Bei den Chrysler-Händlern in den USA stapelt sich das Blech. Hunderttausende Autos liegen auf Halde. Die Kunden zeigen sich desinteressiert und die Händler murren. Beiden Gruppen will es der Autobauer nun recht machen: Der Vertriebs- und Marketingchef wird ausgewechselt; hohe Prämien sollen zum Autokauf verführen.

HB DETROIT. Marketingchef Joe Eberhardt werde nach gut drei Jahren zu Mercedes-Benz zurückkehren und dort in der US-Vertriebsorganisation arbeiten, teilte Chrysler am Dienstagabend mit. Einen Nachfolger ernannte der Konzern zunächst nicht. Die Vertriebsmanager der zweiten Führungsebene sollen vorerst direkt an Chrysler-Chef Tom LaSorda berichten.

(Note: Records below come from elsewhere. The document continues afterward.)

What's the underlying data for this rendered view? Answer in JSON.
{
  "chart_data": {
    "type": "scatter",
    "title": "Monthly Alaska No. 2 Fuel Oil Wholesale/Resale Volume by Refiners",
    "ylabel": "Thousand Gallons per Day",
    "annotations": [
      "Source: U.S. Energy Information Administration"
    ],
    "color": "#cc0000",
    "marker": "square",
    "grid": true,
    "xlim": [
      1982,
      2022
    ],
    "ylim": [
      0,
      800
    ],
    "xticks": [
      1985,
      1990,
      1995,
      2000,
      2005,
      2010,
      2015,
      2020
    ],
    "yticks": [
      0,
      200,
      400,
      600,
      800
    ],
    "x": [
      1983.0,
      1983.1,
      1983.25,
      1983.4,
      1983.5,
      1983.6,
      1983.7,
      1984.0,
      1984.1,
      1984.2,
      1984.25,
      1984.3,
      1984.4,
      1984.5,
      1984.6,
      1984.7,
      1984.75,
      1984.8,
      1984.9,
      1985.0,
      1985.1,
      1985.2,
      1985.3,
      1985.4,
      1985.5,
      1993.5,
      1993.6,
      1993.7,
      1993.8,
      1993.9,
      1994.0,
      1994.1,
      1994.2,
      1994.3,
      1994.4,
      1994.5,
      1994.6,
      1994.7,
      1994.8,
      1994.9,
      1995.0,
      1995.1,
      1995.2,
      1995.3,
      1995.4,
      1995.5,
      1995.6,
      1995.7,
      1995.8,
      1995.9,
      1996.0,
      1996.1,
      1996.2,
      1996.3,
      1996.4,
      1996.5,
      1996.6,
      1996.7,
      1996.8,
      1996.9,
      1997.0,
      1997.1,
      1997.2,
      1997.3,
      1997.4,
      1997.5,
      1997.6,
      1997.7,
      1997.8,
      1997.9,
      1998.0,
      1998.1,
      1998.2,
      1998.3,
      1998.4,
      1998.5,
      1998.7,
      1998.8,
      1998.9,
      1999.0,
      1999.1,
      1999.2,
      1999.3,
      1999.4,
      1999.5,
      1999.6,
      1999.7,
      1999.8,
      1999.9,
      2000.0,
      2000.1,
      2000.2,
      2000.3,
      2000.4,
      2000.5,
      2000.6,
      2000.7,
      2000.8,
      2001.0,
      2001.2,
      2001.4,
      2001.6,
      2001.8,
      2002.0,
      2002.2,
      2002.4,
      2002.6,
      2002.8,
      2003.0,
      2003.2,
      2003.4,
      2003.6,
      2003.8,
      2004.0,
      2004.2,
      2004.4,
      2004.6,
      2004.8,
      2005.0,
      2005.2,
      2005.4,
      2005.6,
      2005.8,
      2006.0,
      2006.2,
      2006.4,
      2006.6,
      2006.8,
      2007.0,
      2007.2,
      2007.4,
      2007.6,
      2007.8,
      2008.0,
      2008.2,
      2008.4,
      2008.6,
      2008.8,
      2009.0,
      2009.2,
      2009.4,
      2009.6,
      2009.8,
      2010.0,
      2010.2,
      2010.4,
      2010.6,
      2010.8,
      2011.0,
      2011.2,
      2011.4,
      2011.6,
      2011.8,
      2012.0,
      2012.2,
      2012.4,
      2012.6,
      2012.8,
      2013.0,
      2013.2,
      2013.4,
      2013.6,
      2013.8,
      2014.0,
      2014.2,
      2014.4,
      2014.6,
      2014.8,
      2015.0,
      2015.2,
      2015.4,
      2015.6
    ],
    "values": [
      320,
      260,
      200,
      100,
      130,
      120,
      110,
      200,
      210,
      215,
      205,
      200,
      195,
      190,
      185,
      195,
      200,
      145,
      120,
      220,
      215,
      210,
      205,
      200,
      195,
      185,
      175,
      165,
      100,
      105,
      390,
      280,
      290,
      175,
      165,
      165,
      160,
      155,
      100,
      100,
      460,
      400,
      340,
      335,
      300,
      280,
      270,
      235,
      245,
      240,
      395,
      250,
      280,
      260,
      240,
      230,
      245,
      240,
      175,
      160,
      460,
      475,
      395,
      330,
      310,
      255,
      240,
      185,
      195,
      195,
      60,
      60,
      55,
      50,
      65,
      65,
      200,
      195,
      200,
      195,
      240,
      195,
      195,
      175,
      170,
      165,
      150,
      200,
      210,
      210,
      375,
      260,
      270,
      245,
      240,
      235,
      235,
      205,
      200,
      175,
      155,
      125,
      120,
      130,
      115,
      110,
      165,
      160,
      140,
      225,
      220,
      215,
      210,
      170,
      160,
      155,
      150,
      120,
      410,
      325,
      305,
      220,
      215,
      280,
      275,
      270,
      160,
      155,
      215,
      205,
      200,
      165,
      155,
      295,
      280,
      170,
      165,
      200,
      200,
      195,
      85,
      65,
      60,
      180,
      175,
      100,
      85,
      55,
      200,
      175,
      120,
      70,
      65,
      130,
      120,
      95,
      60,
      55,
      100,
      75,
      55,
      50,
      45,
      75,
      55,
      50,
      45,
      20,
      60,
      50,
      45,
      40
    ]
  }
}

Eine Management-Ebene unter Eberhardt hatte Chrysler schon im Frühjahr und Sommer vier Führungskräfte ausgetauscht. Für das dritte Quartal hatte Chrysler einen Verlust von 1,16 Mrd. Euro ausgewiesen, der Absatz ging um 14 Prozent zurück. Seit Jahresbeginn sind die Verkaufszahlen um 7 Prozent gesunken. Deswegen steht auch LaSorda unter Druck. Ein Sanierungsplan für die Nummer drei unter den Autoherstellern in den USA soll Anfang 2007 stehen.

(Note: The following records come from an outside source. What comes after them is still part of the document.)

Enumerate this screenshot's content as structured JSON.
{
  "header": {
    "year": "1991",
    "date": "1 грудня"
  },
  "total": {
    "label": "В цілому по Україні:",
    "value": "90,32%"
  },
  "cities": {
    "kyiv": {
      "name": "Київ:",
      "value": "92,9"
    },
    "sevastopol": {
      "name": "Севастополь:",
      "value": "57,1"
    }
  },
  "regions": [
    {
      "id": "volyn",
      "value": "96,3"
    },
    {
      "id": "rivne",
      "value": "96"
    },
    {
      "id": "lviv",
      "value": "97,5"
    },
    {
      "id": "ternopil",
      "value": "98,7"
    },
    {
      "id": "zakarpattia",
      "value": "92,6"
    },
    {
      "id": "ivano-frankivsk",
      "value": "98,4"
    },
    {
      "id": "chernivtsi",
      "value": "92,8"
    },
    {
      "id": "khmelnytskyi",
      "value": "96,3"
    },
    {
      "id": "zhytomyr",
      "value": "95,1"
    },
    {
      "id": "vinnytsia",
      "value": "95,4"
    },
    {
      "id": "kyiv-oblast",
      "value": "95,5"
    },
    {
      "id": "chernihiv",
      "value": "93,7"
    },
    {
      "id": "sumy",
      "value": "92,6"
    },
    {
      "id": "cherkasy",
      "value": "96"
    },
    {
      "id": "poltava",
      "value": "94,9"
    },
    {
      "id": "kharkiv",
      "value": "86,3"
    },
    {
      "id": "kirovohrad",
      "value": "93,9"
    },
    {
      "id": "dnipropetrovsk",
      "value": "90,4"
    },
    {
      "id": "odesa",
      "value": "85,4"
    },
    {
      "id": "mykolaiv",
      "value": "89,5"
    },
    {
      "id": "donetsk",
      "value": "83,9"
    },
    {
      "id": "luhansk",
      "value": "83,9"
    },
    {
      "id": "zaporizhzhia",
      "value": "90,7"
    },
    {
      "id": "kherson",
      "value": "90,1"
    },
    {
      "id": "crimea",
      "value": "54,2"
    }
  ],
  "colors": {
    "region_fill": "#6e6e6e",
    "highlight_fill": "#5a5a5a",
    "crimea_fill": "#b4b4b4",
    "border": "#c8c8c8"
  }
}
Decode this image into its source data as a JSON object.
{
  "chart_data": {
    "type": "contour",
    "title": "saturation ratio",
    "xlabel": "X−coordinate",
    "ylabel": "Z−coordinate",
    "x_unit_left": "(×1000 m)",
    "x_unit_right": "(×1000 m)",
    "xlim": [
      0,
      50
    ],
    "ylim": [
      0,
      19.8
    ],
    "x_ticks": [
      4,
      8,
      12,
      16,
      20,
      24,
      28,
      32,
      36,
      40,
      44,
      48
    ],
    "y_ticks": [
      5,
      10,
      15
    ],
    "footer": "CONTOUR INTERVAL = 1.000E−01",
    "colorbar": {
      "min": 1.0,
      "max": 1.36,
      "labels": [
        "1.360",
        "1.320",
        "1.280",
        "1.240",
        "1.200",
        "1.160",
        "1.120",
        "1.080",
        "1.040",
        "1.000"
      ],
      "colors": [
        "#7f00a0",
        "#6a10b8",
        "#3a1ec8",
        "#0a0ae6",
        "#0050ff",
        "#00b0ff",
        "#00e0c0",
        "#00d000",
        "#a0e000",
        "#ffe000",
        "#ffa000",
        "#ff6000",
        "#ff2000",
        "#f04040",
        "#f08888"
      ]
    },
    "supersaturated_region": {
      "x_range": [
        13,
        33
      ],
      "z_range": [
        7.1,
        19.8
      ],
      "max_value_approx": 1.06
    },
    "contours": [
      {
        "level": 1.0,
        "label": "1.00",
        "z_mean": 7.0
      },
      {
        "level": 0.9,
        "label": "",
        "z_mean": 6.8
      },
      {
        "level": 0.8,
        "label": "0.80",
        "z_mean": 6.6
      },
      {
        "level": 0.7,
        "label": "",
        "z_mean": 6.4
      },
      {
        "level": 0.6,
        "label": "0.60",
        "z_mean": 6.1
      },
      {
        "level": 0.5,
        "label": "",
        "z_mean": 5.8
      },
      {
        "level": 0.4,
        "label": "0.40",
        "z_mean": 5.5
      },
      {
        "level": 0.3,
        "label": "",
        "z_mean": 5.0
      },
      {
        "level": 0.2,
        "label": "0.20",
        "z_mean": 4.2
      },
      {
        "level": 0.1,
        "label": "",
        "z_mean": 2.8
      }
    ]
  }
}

Der aus Deutschland stammende Eberhardt war im Juni 2003 vom heutigen DaimlerChrysler-Chef Dieter Zetsche als Vertriebschef zu Chrysler geholt worden, nachdem er sich bei Mercedes-Benz in Großbritannien bewährt hatte. Bei den US-Händlern machte er sich in jüngster Zeit allerdings unbeliebt. Er habe sie unter Druck gesetzt, immer mehr Autos zu verkaufen, statt die Produktion zu drosseln, klagen sie. Chrysler versucht seit Monaten, den hohen Bestand an unverkauften Fahrzeugen abzubauen, der zeitweise mehr als 600 000 Stück erreichte. Inzwischen hat das Unternehmen ihn auf unter 500 000 abgebaut, von denen aber noch ein Drittel schwer verkäufliche Vorjahresmodelle sind.

Chrysler winkt mit Prämie

Nun will Chrysler die Händler offenbar mit Vergünstigungen besänftigen und gleichzeitig den Absatz ankurbeln. Im Zuge eines rund eine halbe Milliarde Dollar schweren Anreizpakets bietet der US-Autobauer seinen Händlern bis zu 7 000 Dollar pro Fahrzeug für bestimmte Typen aus dem abgelaufenen Modelljahr 2006, wie eine mit dem Vorgang vertraute Person sagte. Die Händler haben die Wahl, den Rabatt entweder selbst einzustreichen oder an die Kunden weiterzugeben.

Die Rabatte sind gestaffelt von 2 500 Dollar für die Limousine Dodge Charger bis zum Maximalbetrag für den Kleintransporter Dodge Ram und den Geländewagen Durango. Die benzinfressenden Modelle, auf die Chrysler lange setzte, sind bei den amerikanischen Käufern zuletzt in Ungnade gefallen, weil die Spritpreise gestiegen sind.

Ein Chrysler-Sprecher bestätigte das Programm, ohne auf das Volumen einzugehen. Ziel sei es, die Lager von Vorjahresmodellen zu räumen. Eberhardt hatte noch vor einer Woche erklärt, Chrysler habe keine Pläne für weitere Rabattaktionen vor dem Jahresende.